SINGLE FLUX NETWORKS
The victim asks for his trusted www.innocentsite.com but his traffic is redirected to the zombie network and finally to the mothership. This zombie network is mostly made of infected home computers. The redirection is realized by the host called the flux-agent. The flux-agent’s DNS records are changed every 3 to 10 minutes so even if a redirector node is shut down, other nodes are ready to take its place in a very short time. Not only DNS and HTTP services are available through a fast-flux network, but also IMAP, SMTP and POP.
DOUBLE FLUX NETWORKS
This type of fast-flux is more complicated because both the DNS A record and NS record are changed with the Round Robin technique. DNS A record returns a 32 bit IPv4 usually used to link a host to its IP, while DNS NS record establishes that a certain authoritative server has to deal with a certain DNS zone; this means that in a double flux attack, not only hosts change their IP addresses as part of a single DNS name, but they do it for an entire DNS zone, making nearly an impossible understanding where the source of the attack is located. While in the traditional botnets, based on IRC servers, it was sufficient to find the central IRC server to take down the entire evil system, with a fast-flux network you should take down thousands of hosts located in a lot of different countries all over the world. The result is that of a fast-flux network and not a single point of weakness.
FAMOUS FAST-FLUX ATTACKS
Storm Worm was a backdoor trojan spreaded in 2007 targeting Microsoft systems of mostly private home hosts. The virus was spread with a spam email and after a few months accounted for 8% of all malware infections in the world. While for traditional botnets a central server could be found, Storm Worm was hidden by a network of zombies that acted as a peer to peer decentralized network. It was also difficult to understand the real size of the network because every host, connected to 30 other computers, had only the list of a subset of the entire network, not the complete list.

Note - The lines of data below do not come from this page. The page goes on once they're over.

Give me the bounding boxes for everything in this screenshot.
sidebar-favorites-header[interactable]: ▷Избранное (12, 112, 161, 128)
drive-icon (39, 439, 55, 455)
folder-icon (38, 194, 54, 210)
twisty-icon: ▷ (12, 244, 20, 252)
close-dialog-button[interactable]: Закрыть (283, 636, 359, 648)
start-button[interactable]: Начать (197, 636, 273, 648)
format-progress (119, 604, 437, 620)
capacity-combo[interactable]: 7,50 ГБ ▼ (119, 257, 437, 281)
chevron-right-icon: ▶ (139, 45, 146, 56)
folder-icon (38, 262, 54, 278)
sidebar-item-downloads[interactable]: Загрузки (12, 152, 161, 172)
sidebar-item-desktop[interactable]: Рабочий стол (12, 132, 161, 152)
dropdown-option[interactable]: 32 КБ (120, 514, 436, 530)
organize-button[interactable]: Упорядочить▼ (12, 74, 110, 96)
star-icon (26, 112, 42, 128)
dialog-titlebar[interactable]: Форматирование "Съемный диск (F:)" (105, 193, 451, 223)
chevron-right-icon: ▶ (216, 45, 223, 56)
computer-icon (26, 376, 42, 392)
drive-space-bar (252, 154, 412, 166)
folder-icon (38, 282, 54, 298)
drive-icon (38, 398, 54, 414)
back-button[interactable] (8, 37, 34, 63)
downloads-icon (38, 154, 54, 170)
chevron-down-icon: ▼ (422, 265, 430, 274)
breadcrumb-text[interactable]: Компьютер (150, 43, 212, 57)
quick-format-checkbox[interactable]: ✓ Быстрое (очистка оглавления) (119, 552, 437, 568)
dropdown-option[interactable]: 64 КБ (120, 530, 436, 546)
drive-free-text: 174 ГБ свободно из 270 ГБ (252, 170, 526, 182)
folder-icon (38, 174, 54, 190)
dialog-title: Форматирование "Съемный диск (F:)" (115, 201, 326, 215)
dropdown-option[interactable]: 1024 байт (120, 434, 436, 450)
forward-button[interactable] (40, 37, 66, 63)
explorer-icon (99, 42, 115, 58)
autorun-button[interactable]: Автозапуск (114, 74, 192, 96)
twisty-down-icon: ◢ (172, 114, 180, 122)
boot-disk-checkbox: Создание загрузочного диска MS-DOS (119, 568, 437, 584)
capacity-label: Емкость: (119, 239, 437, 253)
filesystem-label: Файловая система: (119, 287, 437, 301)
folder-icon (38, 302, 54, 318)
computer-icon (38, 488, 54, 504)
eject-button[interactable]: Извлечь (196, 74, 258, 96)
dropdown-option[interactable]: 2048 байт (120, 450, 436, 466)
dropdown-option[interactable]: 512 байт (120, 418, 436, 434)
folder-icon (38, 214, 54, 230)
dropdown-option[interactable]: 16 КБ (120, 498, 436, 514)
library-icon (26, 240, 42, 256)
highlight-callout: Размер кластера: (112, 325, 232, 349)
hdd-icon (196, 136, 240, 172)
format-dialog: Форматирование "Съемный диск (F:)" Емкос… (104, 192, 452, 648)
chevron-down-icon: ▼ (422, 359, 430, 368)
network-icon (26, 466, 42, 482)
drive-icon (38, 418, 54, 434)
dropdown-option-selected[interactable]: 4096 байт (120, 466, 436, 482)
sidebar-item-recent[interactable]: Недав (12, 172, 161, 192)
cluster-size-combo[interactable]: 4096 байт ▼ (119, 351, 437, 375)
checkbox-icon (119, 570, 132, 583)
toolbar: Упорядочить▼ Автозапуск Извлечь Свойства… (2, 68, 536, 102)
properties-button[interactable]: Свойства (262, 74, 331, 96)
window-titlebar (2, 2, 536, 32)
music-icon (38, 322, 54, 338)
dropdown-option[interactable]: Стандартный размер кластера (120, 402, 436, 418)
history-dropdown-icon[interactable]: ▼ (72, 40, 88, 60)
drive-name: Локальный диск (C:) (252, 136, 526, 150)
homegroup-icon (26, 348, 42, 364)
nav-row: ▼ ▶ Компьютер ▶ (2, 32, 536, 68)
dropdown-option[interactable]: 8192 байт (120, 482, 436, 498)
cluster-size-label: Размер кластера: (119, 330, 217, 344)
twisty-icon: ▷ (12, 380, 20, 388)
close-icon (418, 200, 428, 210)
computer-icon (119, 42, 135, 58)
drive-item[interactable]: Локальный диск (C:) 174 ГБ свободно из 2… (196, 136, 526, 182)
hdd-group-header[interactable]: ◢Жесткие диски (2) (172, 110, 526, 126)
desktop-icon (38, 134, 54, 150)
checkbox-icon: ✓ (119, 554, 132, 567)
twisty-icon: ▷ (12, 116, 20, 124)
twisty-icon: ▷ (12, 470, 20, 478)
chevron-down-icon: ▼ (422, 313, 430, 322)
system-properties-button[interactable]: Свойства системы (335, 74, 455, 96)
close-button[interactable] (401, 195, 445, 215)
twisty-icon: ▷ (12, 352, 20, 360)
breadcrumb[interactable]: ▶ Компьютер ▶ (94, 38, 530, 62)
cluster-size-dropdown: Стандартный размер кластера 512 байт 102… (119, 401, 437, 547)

Samy was an XSS worm well known as the fastest spreading worm of all time. It was created to propagate through the social network MySpace and it was written by Samy Kamkar. The virus was released in 2005 and it infected over one million users in 20 hours. The virus was not dangerous, but it resulted in every infected user sending a friend request to Samy Kamkar and a message displayed on the screen saying “But most of all, samy is my hero”, and it showed a great vulnerability of the social network site.
While it is relatively easy to set up a fast-flux network for an expert cyber criminal, it is really complicated to trace these infrastructures and to take down the whole system. In fact investigators and network analyzers, have to deal with thousands of hosts infected, multiple nodes that make it difficult to understand how large is the real network, IP addresses changing randomly every five minutes, different laws for different countries that will not always cooperate and ISPs that will not always help them. Nonetheless, there’s a way in which a mothership can be detected, and it consists in sending probe packets to the flux-agent, tracing its path to the mothership itself.
There’s a strong return of investment for cyber criminals using fast-flux networks. Phishing, spam and malwares, are only few applications of this technique, so it is easy to understand that this kind of system will evolve over the years, resulting in a real chance of profit for hackers and a greater threat for users globally.